張天鬆開了黃老闆的肩膀,再一次坐下:「你們內心怎麼想?是因為感情還保留身份」說話間,張天深深的望向了黃老闆,繼續一字一句的說道:「還是因為內心有一絲始終不敢承認的希望,未曾崩塌的信仰而保留身份,我都不在意。」
張天:「我找到你們,龍軍之中最出色的龍將,只管吩咐一件事,找回你們的同伴,曾經的龍將。接著,是白虎將,朱雀將,玄武將,然後是各大校官我要重組龍軍。」
說這話的時候,張天猛地站了起來,曾經屬於狂神的氣勢終於再一次的爆發,整個屋子裡的一切擺設都在微微顫抖,仿佛一團炙熱的火焰在黑暗之中猛地亮起。

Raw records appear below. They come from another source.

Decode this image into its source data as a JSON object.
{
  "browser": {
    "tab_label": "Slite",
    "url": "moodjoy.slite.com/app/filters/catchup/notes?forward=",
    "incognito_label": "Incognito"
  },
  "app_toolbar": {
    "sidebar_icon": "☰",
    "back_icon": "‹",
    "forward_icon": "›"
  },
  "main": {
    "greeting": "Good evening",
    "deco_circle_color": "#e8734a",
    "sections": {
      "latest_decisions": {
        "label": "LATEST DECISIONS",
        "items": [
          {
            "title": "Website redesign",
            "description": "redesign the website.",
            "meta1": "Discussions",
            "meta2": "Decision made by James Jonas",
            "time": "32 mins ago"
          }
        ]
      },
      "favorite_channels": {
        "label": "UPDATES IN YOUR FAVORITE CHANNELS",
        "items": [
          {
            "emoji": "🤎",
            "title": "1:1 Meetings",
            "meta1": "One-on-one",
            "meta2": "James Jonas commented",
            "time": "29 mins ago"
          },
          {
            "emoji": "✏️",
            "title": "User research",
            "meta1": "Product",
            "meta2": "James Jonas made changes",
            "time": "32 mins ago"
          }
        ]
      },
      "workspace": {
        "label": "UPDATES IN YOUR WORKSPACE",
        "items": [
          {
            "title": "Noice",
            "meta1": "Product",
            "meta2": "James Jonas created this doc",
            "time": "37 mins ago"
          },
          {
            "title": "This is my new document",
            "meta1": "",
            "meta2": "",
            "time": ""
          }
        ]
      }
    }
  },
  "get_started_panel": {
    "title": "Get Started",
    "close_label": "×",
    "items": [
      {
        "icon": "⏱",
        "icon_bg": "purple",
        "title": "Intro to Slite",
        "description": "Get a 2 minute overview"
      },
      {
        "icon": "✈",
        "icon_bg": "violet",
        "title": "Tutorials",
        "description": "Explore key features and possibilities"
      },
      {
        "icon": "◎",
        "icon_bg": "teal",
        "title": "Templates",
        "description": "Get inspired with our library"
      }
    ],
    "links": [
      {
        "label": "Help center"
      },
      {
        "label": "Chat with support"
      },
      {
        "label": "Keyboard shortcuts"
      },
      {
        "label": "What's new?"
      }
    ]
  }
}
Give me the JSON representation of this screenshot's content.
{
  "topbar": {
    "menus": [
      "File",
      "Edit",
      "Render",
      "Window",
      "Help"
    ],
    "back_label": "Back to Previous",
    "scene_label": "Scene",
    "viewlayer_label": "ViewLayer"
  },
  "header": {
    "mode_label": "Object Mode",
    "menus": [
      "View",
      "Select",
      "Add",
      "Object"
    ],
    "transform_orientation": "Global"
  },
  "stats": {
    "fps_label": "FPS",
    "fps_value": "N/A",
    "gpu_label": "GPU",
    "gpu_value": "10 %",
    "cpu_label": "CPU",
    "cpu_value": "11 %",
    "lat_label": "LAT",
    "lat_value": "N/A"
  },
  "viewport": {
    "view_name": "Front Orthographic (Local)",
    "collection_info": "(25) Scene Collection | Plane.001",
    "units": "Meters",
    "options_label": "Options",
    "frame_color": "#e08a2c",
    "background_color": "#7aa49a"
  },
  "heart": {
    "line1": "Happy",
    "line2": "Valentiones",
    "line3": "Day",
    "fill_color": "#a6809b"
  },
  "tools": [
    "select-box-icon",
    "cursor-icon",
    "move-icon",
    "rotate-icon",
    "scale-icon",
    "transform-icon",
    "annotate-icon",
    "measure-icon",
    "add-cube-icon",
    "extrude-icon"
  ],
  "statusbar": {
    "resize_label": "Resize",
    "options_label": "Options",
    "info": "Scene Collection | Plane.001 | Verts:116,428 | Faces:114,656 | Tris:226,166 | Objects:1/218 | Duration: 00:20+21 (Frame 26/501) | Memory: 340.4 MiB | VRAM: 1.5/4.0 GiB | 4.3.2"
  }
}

隨著這一團火焰,在場所有人的眼中也跟隨著燃燒起了一團火焰,包括黃老闆在內。
可是下一瞬間,他如同想起了什麼,一抹傷感遮蓋了這團火焰,他開口想要說什麼。
卻被張天霸氣的揮手打斷:「不要廢話,你的選擇自由執行或者不執行。」
黃老闆不再說話了。
張天忽而望向窗外,側耳傾聽。
深深的夜,不知道什麼時候又飄起了雨,在雨聲之中,還有不知道是誰的零碎腳步聲。
張天的神情變得有些複雜,可他沒有多說,只是看向了黃老闆,淡淡的說了一句:「不要再孩子氣了。」
「說什麼呢?」黃老闆撇嘴,可是他有些心不在焉,似乎也被窗外忽如其來的雨給吸引了。
「說你孩子氣,成年人要學會面對和承認。」說話間,張天忽然推開了窗,自言自語的說道:「我啊,要將一隻還勉強像樣的龍軍交給他。這倒真的是傳承了」
青姑在黃老闆耳邊嘟囔了一句:「你還真的是孩子氣,那小子不就是你拼命撿起來,維護著的希望嗎?為什麼非不承認。」
黃老闆苦笑搖頭,只說道:「不敢有,卻又不甘心。」
屋中再次陷入了沉默,倒是街巷外的腳步聲越發的清晰了。
張天的手指隨著腳步聲,輕輕的敲擊著窗棱,終究嘆息了一聲,嘟囔了一句不太好聽清的話。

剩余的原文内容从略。